Spondylolisthesis refers to forward slippage of one vertebra on the one below it. In image on left, L5 is slipped forward on S1. In image on right, L4 is slipped forward on L5. Note the L2, L3 and L4 vertebrae all line up and are stacked on top of each other. L4 and L5 do not line up because L4 has moved forward on L5. This “slip” occurs because of wearing out of the joints in the spine. With severe arthritis, these joints become “incompetent” and the vertebra starts to slip forward. It is a sign of instability at that level. Most common levels for this to occur are L4-5 and L5-S1.
The term “spondylolisthesis” refers to one vertebra slipping forward on the vertebra below it. There are several causes of spondylolisthesis, but by far the most common cause is severe arthritis in the spine. A common phrase used to refer to this condition is a “slipped vertebra”. This should not be confused with “slipped disc”, which refers to a disc herniation or rupture of a disc. Spondylolisthesis is a form of “instability” in the spine, which really means abnormal motion at the involved level.
Spondylolisthesis is most common in the lumbar spine, particularly at L4-5 and L5-S1, the two lowest levels in the spine. Spondylolisthesis is often accompanied by spinal stenosis. For more on spinal stenosis, click here.
Patients may have back pain that is worse with activity. Many patients have pain or numbness in the legs or buttocks because of the presence of spinal stenosis. As mentioned, most patients with spondylolisthesis have some degree of spinal stenosis. The spondylolisthesis makes the stenosis more severe. So many patients with these coexisting conditions have leg discomfort, especially when walking. The symptoms are identical to patients with spinal stenosis. Patients usually have worsening leg pain after walking a certain distance, and feel some relief when they bend forward on a cart or walker (shopping cart sign).
Spondylolisthesis is diagnosed with X-rays of the lumbar spine in the standing position. MRI is helpful in evaluating for spinal stenosis. Note that X-rays show the slipped vertebra but do not show the degree of spinal stenosis.
The initial treatment for spondylolisthesis with spinal stenosis consists of anti-inflammatory medications (ibuprofen, naproxen), physical therapy and epidural steroid injections. Of these, epidural injections are most likely to provide pain relief.
Patients who do not respond to the above treatments and who continue to experience pain that is affecting their quality of life are candidates for surgery. It is very rare for patients to become paralyzed or wheel-chair bound if they do not have surgery. Pain is the most common symptom, and patients may end up having difficulty walking distances because of the leg pain. But frank paralysis is rare and should not be a reason patients seek surgery. The main reason to have surgery is if the pain and discomfort is to such a degree that it is affecting your quality of life and keeping you from doing things you enjoy.

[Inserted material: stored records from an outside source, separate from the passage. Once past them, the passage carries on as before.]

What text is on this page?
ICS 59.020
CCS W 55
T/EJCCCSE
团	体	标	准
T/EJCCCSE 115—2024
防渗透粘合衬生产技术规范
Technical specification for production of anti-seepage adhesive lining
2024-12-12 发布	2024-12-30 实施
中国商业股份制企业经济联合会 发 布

The key principles to remember regarding the surgical treatment of spondylolisthesis and stenosis are the following:
- If patient has spinal stenosis without spondylolisthesis, lumbar decompression alone leads to excellent results. In such cases, fusion is not necessary unless the surgeon has to remove an excessive amount of bone that would render the spine unstable.
- If patient has spinal stenosis AND spondylolisthesis, then lumbar decompression AND fusion leads to excellent results.